İçinden geçilen belirsiz ve gergin enerjinin her birimizde yarattığı abartılı KAYGI, bu yazıyı yazma gereğini duymama neden oldu!
Kendimizi kaderin elinde bir oyuncak, hayatın bitmek bilmeyen çileleri içinde çaresiz bir kurban gibi görmeye, umutsuzluk veya beklenti döngülerinde oradan oraya savrulmaya, zamanımızı ve enerjimizi ”başımıza daha neler geleceği” hakkında düşünerek geçirmeye yatkınlık gösteriyoruz.

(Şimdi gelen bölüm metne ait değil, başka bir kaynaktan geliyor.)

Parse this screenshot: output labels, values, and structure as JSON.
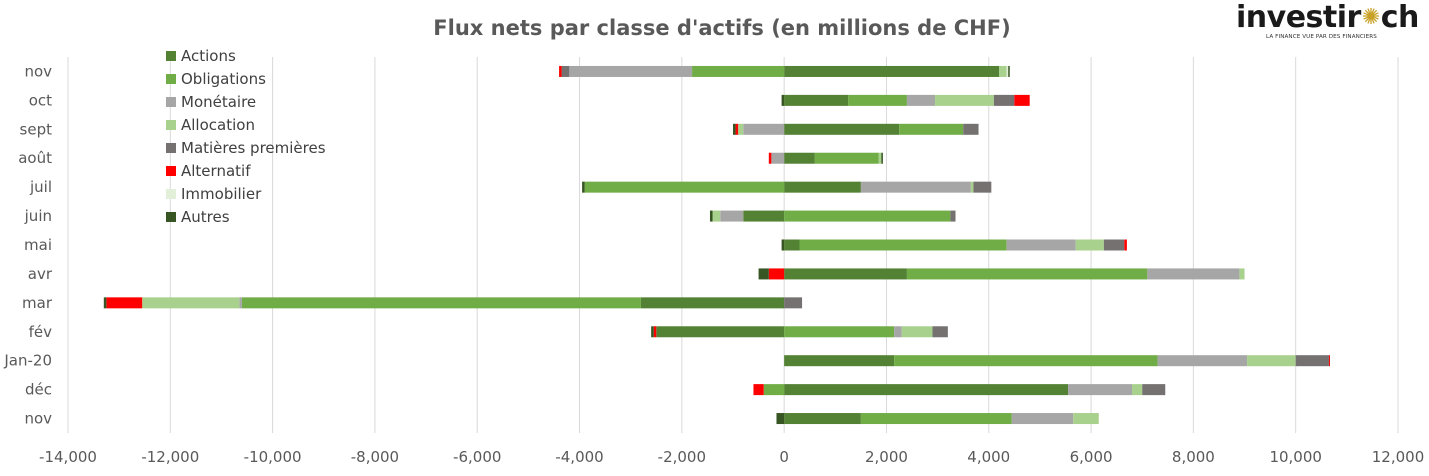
{
  "logo": {
    "text_before": "investir",
    "text_after": "ch",
    "tagline": "LA FINANCE VUE PAR DES FINANCIERS"
  },
  "chart_data": {
    "type": "bar",
    "orientation": "horizontal",
    "stacked": true,
    "title": "Flux nets par classe d'actifs (en millions de CHF)",
    "xlabel": "",
    "ylabel": "",
    "xlim": [
      -14000,
      12000
    ],
    "xticks": [
      -14000,
      -12000,
      -10000,
      -8000,
      -6000,
      -4000,
      -2000,
      0,
      2000,
      4000,
      6000,
      8000,
      10000,
      12000
    ],
    "xtick_labels": [
      "-14,000",
      "-12,000",
      "-10,000",
      "-8,000",
      "-6,000",
      "-4,000",
      "-2,000",
      "0",
      "2,000",
      "4,000",
      "6,000",
      "8,000",
      "10,000",
      "12,000"
    ],
    "grid": "vertical",
    "legend_position": "top-left",
    "categories": [
      "nov",
      "oct",
      "sept",
      "août",
      "juil",
      "juin",
      "mai",
      "avr",
      "mar",
      "fév",
      "Jan-20",
      "déc",
      "nov"
    ],
    "series": [
      {
        "name": "Actions",
        "color": "#548235",
        "values": [
          4200,
          1250,
          2250,
          600,
          1500,
          -800,
          300,
          2400,
          -2800,
          -2500,
          2150,
          5550,
          1500
        ]
      },
      {
        "name": "Obligations",
        "color": "#70ad47",
        "values": [
          -1800,
          1150,
          1250,
          1250,
          -3900,
          3250,
          4050,
          4700,
          -7800,
          2150,
          5150,
          -400,
          2950
        ]
      },
      {
        "name": "Monétaire",
        "color": "#a6a6a6",
        "values": [
          -2400,
          550,
          -800,
          -250,
          2150,
          -450,
          1350,
          1800,
          -50,
          150,
          1750,
          1250,
          1200
        ]
      },
      {
        "name": "Allocation",
        "color": "#a9d18e",
        "values": [
          150,
          1150,
          -100,
          50,
          50,
          -150,
          550,
          100,
          -1900,
          600,
          950,
          200,
          500
        ]
      },
      {
        "name": "Matières premières",
        "color": "#767171",
        "values": [
          -150,
          400,
          300,
          0,
          350,
          100,
          400,
          0,
          350,
          300,
          650,
          450,
          0
        ]
      },
      {
        "name": "Alternatif",
        "color": "#ff0000",
        "values": [
          -50,
          300,
          -50,
          -50,
          0,
          0,
          50,
          -300,
          -700,
          -50,
          20,
          -200,
          0
        ]
      },
      {
        "name": "Immobilier",
        "color": "#e2f0d9",
        "values": [
          30,
          0,
          0,
          0,
          0,
          0,
          0,
          0,
          0,
          0,
          0,
          0,
          0
        ]
      },
      {
        "name": "Autres",
        "color": "#375623",
        "values": [
          30,
          -50,
          -50,
          30,
          -50,
          -50,
          -50,
          -200,
          -50,
          -50,
          0,
          0,
          -150
        ]
      }
    ]
  }
}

Bu durum bizi güç kaynağımızdan, ışığımızdan uzağa düşürüp, verimsiz ve anlamsız hale getiriyor. Atmamız gereken küçük adımların dengesine odaklanmayı, yani ne olursa olsun şefkatli, dirayetli, uyanık, esnek ve adil olmaya özen göstermeyi ve her adımın bizi bir sonraki geçite taşıyacağına dair güven duymayı beceremiyoruz.
Ve tam da bu yüzden bizde kaygı oluşturan bu döngü bitmek bilmiyor! Evrilmek ve ilerlemek mümkün olamıyor…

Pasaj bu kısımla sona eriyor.